Department of Communications Engineering, University of the Basque Country (UPV/EHU), 48013 Bilbao, Spain.
Centro Nacional de Investigaciones Cardiovasculares Carlos III (CNIC), 28049 Madrid, Spain.
J Proteome Res. 2020 Mar 6;19(3):1285-1297. doi: 10.1021/acs.jproteome.9b00819. Epub 2020 Feb 25.
Shotgun proteomics is the method of choice for high-throughput protein identification; however, robust statistical methods are essential to automatize this task while minimizing the number of false identifications. The standard method for estimating the false discovery rate (FDR) of individual identifications and keeping it below a threshold (typically 1%) is the target-decoy approach. However, numerous works have shown that FDR at the protein level may become much larger than FDR at the peptide level. The development of an appropriate scoring model to identify proteins from their peptides using high-throughput shotgun proteomics is highly needed. In this study, we present a novel protein-level scoring algorithm that uses the scores of the identified peptides and maintains all of the properties expected for a true protein probability. We also present a refinement of the method to calculate FDR at the protein level. These algorithms can be used together as a robust identification workflow suitable for large-scale proteomics, and we show that the identification performance of this workflow is superior to that of other widely used methods in several samples and using different search engines. Our protein probability model offers the scientific community an algorithm that is easy to integrate into protein identification workflows for the automated analysis of shotgun proteomics data.

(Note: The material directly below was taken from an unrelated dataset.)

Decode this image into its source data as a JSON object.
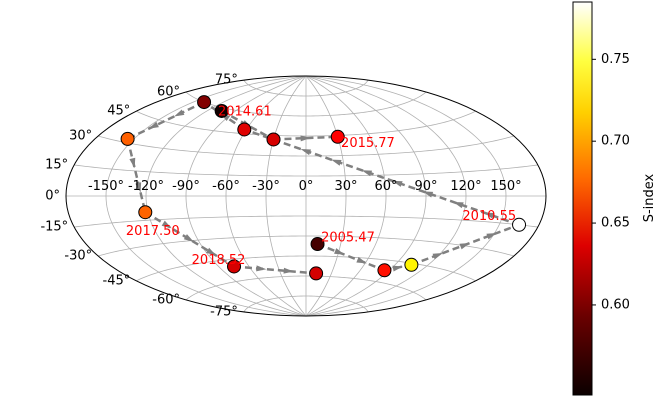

shotgun 蛋白质组学是高通量蛋白质鉴定的首选方法;然而,为了在最小化假阳性鉴定数量的同时实现自动化,稳健的统计方法至关重要。估计单个鉴定的假发现率 (FDR) 并将其保持在阈值以下(通常为 1%)的标准方法是靶标-诱饵方法。然而,许多研究表明,蛋白质水平的 FDR 可能比肽水平的 FDR 大得多。需要开发一种合适的评分模型,以便使用高通量 shotgun 蛋白质组学从其肽中识别蛋白质。在这项研究中,我们提出了一种新的蛋白质水平评分算法,该算法使用鉴定肽的分数,并保持所有真正蛋白质概率的预期特性。我们还提出了一种改进的方法来计算蛋白质水平的 FDR。这些算法可以一起用作适合大规模蛋白质组学的稳健鉴定工作流程,我们表明该工作流程的鉴定性能在几个样本和使用不同的搜索引擎时优于其他广泛使用的方法。我们的蛋白质概率模型为科学界提供了一种算法,该算法易于集成到蛋白质鉴定工作流程中,用于 shotgun 蛋白质组学数据的自动分析。